Remembering Yasmin’s letters, I assented.

“But suppose those letters are perfumed—a musky, sweet perfume. You understand? A closed curve—the perfume is not the odor of her body, but an artificial simulation of it. It may not be what she feels, but it is what she tells you she feels. Your real love is for a whale, a male deer, and a bed of roses.” He was about to say more, but the curtain went up for the second act.

I found that act both more enjoyable and more painful than the first. The opening scene, in which Kreton (soon joined by Ellen) reads the mind of the family cat, was exceptionally effective. The concealed orchestra furnished music to indicate cat thoughts; I wish I knew the identity of the composer, but my playbill does not provide the information. The bedroom wall became a shadow screen, where we saw silhouettes of cats catching birds and then, when Ellen tickled the real cat’s belly, making love. As I have said, Kreton and Ellen were the play’s best characters. The juxtaposition of Ellen’s willowy beauty and high-spirited naïveté and Kreton’s clear desire for her illuminated perfectly the Paphian difficulties that would confront a powerful telepath, were such persons to exist.

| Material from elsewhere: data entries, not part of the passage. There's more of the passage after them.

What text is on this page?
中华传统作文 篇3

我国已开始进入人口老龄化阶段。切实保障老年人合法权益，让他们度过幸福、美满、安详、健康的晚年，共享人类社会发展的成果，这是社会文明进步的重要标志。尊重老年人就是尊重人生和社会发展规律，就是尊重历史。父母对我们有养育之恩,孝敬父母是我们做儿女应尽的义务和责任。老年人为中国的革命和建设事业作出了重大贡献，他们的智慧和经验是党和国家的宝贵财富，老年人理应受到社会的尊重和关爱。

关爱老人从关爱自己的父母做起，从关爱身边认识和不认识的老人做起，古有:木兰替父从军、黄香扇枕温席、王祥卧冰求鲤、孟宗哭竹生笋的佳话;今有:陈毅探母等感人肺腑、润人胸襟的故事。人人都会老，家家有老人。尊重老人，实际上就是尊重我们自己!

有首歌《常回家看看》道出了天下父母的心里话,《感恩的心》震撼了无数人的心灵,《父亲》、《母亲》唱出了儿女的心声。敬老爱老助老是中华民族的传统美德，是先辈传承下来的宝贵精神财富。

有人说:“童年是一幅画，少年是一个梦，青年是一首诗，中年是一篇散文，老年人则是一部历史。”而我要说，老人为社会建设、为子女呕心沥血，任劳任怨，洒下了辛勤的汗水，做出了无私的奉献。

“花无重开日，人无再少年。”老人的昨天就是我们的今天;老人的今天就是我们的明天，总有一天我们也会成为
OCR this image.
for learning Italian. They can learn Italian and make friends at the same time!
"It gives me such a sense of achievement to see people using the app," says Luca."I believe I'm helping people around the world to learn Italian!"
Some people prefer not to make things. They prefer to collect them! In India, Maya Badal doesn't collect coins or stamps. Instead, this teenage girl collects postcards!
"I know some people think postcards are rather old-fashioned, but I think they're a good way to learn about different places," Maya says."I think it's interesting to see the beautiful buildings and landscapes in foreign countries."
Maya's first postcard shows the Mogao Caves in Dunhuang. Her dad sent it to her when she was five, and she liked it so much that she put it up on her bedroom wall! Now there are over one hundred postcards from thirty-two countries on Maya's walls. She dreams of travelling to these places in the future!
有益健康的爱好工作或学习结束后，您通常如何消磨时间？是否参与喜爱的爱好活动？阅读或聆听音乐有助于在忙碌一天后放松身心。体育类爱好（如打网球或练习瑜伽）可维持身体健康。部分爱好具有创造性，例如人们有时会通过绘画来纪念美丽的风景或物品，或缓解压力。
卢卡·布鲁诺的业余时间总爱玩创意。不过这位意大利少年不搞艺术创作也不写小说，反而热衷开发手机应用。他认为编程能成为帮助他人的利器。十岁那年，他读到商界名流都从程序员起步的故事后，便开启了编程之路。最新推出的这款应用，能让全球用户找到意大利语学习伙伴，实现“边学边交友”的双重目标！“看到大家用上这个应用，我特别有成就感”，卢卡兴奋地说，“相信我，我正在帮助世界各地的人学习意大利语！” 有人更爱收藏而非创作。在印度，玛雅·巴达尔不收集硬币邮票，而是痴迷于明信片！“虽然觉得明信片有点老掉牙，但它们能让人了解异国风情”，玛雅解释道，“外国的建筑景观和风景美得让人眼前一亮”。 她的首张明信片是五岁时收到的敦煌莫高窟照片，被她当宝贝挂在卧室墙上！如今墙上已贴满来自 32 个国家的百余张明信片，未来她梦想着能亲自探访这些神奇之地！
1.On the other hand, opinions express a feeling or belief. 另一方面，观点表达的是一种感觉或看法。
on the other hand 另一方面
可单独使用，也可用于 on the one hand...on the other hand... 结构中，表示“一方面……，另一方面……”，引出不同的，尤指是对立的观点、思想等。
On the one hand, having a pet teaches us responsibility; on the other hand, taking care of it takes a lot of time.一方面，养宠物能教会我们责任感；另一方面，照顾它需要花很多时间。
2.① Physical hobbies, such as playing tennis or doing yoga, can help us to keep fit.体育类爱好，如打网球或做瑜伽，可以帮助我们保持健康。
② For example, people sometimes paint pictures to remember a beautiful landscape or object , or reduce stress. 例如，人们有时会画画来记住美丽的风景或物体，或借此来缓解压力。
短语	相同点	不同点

On the other hand, Kreton’s summoning of the presidents, which closes the act, was as objectionable as it could possibly have been made. The foreign ruler conjured up by error was played as a Turk, and as broadly as possible. I confess to feeling some prejudice against that bloodthirsty race myself, but what was done was indefensible. When the president of the World Council appeared, he was portrayed as an American.

By the end of that scene I was in no very good mood. I think that I have not yet shaken off the fatigues of the crossing; and they, combined with a fairly strenuous day spent prowling around the ruins of the Silent City, had left me now in that state in which the smallest irritation takes on the dimensions of a mortal insult. The old curator beside me discerned my irascibility, but mistook the reason for it, and began to apologize for the state of the American stage, saying that all the performers of talent emigrated as soon as they gained recognition and returned only when they had failed on the eastern shore of the Atlantic.